Being an Ajumma means having an inner-strength of a thousand people. With all that life throws at us, we've had to reach deep inside and bring out that strength whenever we've needed it! Ajummas are also filled with some pretty wicked sense of style and humor. We laugh out loud, tell you what we really think, and don't hold back the love. You know you've reached the highest level of Ajumma-hood when you can talk about absolutely anything with each other!


Ajummas are known to have super-human strength and abilities. What is your secret Ajumma power?
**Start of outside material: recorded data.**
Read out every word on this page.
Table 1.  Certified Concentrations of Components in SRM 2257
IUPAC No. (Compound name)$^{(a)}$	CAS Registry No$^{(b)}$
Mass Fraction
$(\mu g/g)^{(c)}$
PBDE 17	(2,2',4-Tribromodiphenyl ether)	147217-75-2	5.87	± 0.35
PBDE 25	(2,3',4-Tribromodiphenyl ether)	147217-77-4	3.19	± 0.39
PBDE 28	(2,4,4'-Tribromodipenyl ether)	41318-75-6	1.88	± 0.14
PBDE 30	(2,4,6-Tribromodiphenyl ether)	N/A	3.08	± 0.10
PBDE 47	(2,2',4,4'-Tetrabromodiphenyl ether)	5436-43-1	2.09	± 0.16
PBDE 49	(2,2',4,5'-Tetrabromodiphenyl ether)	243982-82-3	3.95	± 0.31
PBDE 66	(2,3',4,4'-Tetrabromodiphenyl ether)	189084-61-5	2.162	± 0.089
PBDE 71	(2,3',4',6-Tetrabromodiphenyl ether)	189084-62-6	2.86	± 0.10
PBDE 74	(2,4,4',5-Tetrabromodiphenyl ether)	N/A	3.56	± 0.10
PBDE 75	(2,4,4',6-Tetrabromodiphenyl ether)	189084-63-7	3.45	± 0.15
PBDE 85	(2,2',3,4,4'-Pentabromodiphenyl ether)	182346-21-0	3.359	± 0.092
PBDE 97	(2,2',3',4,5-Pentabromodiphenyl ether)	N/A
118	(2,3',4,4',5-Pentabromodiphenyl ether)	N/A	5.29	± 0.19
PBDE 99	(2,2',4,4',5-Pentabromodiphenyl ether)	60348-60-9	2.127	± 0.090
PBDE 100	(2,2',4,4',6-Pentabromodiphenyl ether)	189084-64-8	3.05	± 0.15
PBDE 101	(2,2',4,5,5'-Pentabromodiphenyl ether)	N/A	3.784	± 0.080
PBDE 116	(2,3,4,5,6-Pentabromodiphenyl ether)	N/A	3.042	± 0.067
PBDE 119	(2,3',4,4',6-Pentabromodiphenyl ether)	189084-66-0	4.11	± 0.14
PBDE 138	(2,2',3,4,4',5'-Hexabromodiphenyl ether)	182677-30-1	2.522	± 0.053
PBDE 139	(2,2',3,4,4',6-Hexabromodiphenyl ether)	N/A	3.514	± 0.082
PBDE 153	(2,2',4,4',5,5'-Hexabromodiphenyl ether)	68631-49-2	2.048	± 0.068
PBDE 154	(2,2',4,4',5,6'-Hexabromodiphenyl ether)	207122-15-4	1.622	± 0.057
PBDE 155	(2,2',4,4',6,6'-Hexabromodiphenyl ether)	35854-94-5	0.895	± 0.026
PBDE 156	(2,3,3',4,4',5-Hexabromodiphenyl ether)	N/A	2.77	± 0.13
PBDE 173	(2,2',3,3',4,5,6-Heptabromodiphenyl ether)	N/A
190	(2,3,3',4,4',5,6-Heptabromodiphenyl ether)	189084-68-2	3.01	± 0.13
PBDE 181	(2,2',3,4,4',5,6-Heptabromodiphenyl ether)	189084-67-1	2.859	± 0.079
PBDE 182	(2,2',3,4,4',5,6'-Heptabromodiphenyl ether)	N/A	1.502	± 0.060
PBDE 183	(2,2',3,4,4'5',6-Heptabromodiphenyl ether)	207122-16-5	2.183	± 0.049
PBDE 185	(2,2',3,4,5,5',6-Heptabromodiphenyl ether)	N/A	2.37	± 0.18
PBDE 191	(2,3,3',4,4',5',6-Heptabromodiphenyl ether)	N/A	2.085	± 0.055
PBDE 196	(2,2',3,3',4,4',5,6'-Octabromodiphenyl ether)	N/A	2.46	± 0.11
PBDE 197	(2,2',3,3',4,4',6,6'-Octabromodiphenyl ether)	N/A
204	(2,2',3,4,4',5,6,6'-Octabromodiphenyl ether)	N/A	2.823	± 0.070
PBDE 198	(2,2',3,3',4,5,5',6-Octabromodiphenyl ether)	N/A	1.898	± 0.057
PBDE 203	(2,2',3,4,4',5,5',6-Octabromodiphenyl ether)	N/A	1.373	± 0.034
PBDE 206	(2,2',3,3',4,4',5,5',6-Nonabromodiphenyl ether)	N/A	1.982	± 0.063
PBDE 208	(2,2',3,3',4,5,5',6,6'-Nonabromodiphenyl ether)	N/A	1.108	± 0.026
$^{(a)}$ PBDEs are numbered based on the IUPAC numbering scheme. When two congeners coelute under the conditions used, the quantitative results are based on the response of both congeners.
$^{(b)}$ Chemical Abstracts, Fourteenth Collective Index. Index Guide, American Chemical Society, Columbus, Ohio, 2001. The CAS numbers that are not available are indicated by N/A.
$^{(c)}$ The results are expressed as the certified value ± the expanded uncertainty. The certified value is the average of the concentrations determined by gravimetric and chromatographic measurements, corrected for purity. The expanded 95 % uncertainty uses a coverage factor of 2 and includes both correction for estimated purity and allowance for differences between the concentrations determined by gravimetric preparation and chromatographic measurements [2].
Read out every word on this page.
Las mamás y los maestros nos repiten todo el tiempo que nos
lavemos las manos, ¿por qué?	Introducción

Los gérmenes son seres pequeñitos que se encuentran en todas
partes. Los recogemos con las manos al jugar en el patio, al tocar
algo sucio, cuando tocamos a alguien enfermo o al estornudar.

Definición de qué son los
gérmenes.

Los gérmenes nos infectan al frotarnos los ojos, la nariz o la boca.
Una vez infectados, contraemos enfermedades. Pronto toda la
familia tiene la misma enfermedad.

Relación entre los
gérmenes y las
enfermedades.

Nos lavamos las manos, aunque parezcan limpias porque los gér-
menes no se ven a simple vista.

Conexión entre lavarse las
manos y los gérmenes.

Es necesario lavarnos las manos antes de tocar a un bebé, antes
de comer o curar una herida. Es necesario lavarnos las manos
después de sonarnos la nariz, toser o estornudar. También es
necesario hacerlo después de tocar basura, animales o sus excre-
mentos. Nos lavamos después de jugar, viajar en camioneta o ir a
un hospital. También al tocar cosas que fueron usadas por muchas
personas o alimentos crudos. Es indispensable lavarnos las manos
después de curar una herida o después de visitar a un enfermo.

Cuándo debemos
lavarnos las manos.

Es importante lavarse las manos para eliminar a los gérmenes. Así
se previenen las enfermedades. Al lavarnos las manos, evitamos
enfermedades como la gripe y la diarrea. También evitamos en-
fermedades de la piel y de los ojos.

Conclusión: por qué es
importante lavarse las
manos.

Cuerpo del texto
My secret Ajumma power is the ability to be in several different places at one time - how else do we Ajummas get so much done in a day?? My other secret Ajumma power is optimism. I think it's this optimism that has given me the courage to try new things and face challenges and opportunities head on. As a young mom, this optimism gave me the strength to travel coast-to-coast on a plane with a preschooler, toddler, and an infant - more than once! It also gave me the courage to go back to school to obtain my master's degree while the kids were in elementary and middle school. This optimism has also made me have many "what was I thinking!' moments as well!


What is one of the biggest challenges you've overcome?


One of the most life-changing challenges I've overcome is postpartum depression. Before this experience, I didn't understand depression and thought life's struggles could all be easily resolved. Even though going through postpartum depression was one of the toughest moments of my life, I am grateful for it because I learned so much. For the first time, I understood what it meant to have friends and a community who cared deeply and unconditionally. I learned that your truest friends will love and care for you during your weakest moments. I also learned that postpartum depression is more common than people think and something no ajumma-in-training should go through alone!


Sage Ajumma advice? (words you live by?)


Live life with gratitude. I know this is easier said than done, but this perspective has changed so much of my perspective in life and has made even the toughest times bearable.


Finally, what is your guilty pleasure?




Dark chocolate and Doritos - not necessarily together. I can't remember a day I haven't eaten chocolate, and if you put a Costco-size bag of Doritos in front of me, it will be gone in a day or two.